Thank you @ingenthr for your reply.
I will review the documentation for ping() and attempt to leverage it and determine if that will remedy the issue.
Before I provide the answers to your questions or provide additional context, etc., I want to be clear what it is I believe is needed at this point. The code snippet I have posted to this topic accurately illustrates our connection configuration strategy. Although, checking for an active connection is requisite, correctly reconnecting to a dropped connection is equally important. If the configuration I have posted here does not do both of these things the issue I have reported may be resolved by correcting or improving our current connection implementation.
To your questions;
Does this freeze/thaw sound plausible?
Response:
Its hard to say in this configuration.
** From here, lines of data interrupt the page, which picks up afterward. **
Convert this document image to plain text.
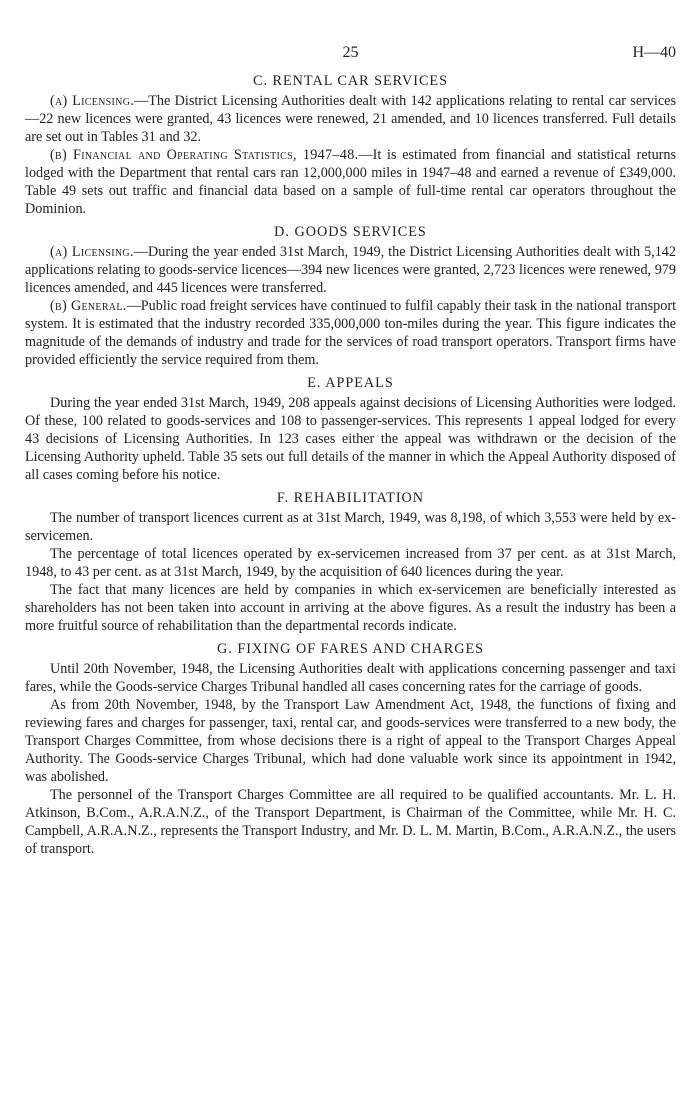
25	H—40
C. RENTAL CAR SERVICES

(a) Licensing.—The District Licensing Authorities dealt with 142 applications relating to rental car services—22 new licences were granted, 43 licences were renewed, 21 amended, and 10 licences transferred. Full details are set out in Tables 31 and 32.

(b) Financial and Operating Statistics, 1947–48.—It is estimated from financial and statistical returns lodged with the Department that rental cars ran 12,000,000 miles in 1947–48 and earned a revenue of £349,000. Table 49 sets out traffic and financial data based on a sample of full-time rental car operators throughout the Dominion.

D. GOODS SERVICES

(a) Licensing.—During the year ended 31st March, 1949, the District Licensing Authorities dealt with 5,142 applications relating to goods-service licences—394 new licences were granted, 2,723 licences were renewed, 979 licences amended, and 445 licences were transferred.

(b) General.—Public road freight services have continued to fulfil capably their task in the national transport system. It is estimated that the industry recorded 335,000,000 ton-miles during the year. This figure indicates the magnitude of the demands of industry and trade for the services of road transport operators. Transport firms have provided efficiently the service required from them.

E. APPEALS

During the year ended 31st March, 1949, 208 appeals against decisions of Licensing Authorities were lodged. Of these, 100 related to goods-services and 108 to passenger-services. This represents 1 appeal lodged for every 43 decisions of Licensing Authorities. In 123 cases either the appeal was withdrawn or the decision of the Licensing Authority upheld. Table 35 sets out full details of the manner in which the Appeal Authority disposed of all cases coming before his notice.

F. REHABILITATION

The number of transport licences current as at 31st March, 1949, was 8,198, of which 3,553 were held by ex-servicemen.

The percentage of total licences operated by ex-servicemen increased from 37 per cent. as at 31st March, 1948, to 43 per cent. as at 31st March, 1949, by the acquisition of 640 licences during the year.

The fact that many licences are held by companies in which ex-servicemen are beneficially interested as shareholders has not been taken into account in arriving at the above figures. As a result the industry has been a more fruitful source of rehabilitation than the departmental records indicate.

G. FIXING OF FARES AND CHARGES

Until 20th November, 1948, the Licensing Authorities dealt with applications concerning passenger and taxi fares, while the Goods-service Charges Tribunal handled all cases concerning rates for the carriage of goods.

As from 20th November, 1948, by the Transport Law Amendment Act, 1948, the functions of fixing and reviewing fares and charges for passenger, taxi, rental car, and goods-services were transferred to a new body, the Transport Charges Committee, from whose decisions there is a right of appeal to the Transport Charges Appeal Authority. The Goods-service Charges Tribunal, which had done valuable work since its appointment in 1942, was abolished.

The personnel of the Transport Charges Committee are all required to be qualified accountants. Mr. L. H. Atkinson, B.Com., A.R.A.N.Z., of the Transport Department, is Chairman of the Committee, while Mr. H. C. Campbell, A.R.A.N.Z., represents the Transport Industry, and Mr. D. L. M. Martin, B.Com., A.R.A.N.Z., the users of transport.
I can tell you with confidence we had solved all previous intermittent connectivity issues by following instructions available in Couchbase documentation, assistance provided in this forum, and advice and illustrations provided within numerous blogs and articles.
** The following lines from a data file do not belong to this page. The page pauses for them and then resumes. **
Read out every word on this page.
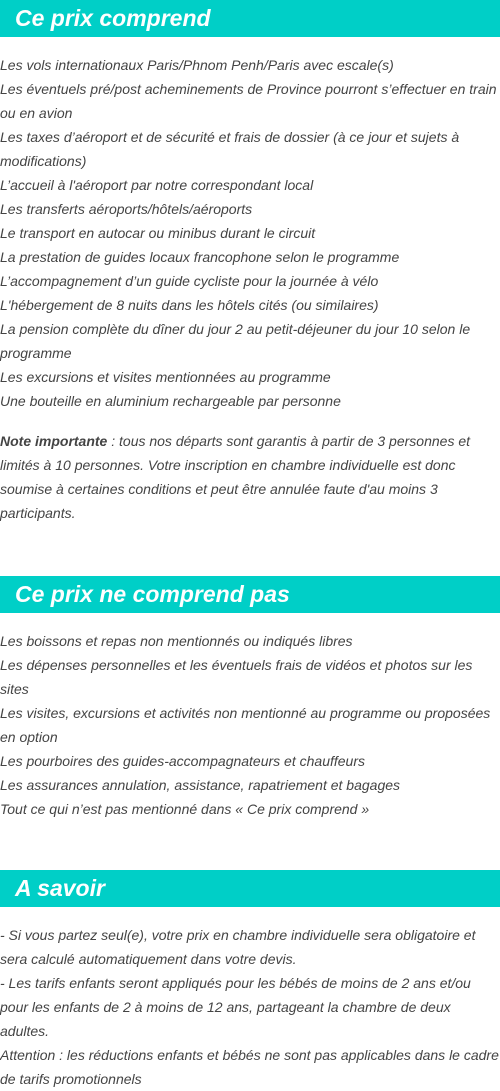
Ce prix comprend
Les vols internationaux Paris/Phnom Penh/Paris avec escale(s)
Les éventuels pré/post acheminements de Province pourront s’effectuer en train ou en avion
Les taxes d’aéroport et de sécurité et frais de dossier (à ce jour et sujets à modifications)
L’accueil à l'aéroport par notre correspondant local
Les transferts aéroports/hôtels/aéroports
Le transport en autocar ou minibus durant le circuit
La prestation de guides locaux francophone selon le programme
L’accompagnement d’un guide cycliste pour la journée à vélo
L'hébergement de 8 nuits dans les hôtels cités (ou similaires)
La pension complète du dîner du jour 2 au petit-déjeuner du jour 10 selon le programme
Les excursions et visites mentionnées au programme
Une bouteille en aluminium rechargeable par personne

Note importante : tous nos départs sont garantis à partir de 3 personnes et limités à 10 personnes. Votre inscription en chambre individuelle est donc soumise à certaines conditions et peut être annulée faute d'au moins 3 participants.

Ce prix ne comprend pas
Les boissons et repas non mentionnés ou indiqués libres
Les dépenses personnelles et les éventuels frais de vidéos et photos sur les sites
Les visites, excursions et activités non mentionné au programme ou proposées en option
Les pourboires des guides-accompagnateurs et chauffeurs
Les assurances annulation, assistance, rapatriement et bagages
Tout ce qui n’est pas mentionné dans « Ce prix comprend »
A savoir
- Si vous partez seul(e), votre prix en chambre individuelle sera obligatoire et sera calculé automatiquement dans votre devis.
- Les tarifs enfants seront appliqués pour les bébés de moins de 2 ans et/ou pour les enfants de 2 à moins de 12 ans, partageant la chambre de deux adultes.
Attention : les réductions enfants et bébés ne sont pas applicables dans le cadre de tarifs promotionnels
To be clear, we haven’t experienced “connection timeouts”, “…shutdown bucket”, or any other network or connectivity failures for some time. We have also successfully applied retry strategies where appropriate. The code above and the aforementioned improvements have resolved request failures related to “cold-starts” for some time. Connectivity has been very stable.
With connection-stability achieved, we focused our efforts on improving the response-time of requests made to idle serverless functions (“cold-starts”). Prior to implementing the recently provided AWS Lambda Provisioned Concurrency feature, responses rarely failed, even when they were slow.
Lambda Provisioned Concurrency was the logical choice to improve the performance of responses related to the cold-start (“freeze/thaw”) reality. It is this effort which spawned this topic.
Do you know of any way to detect it?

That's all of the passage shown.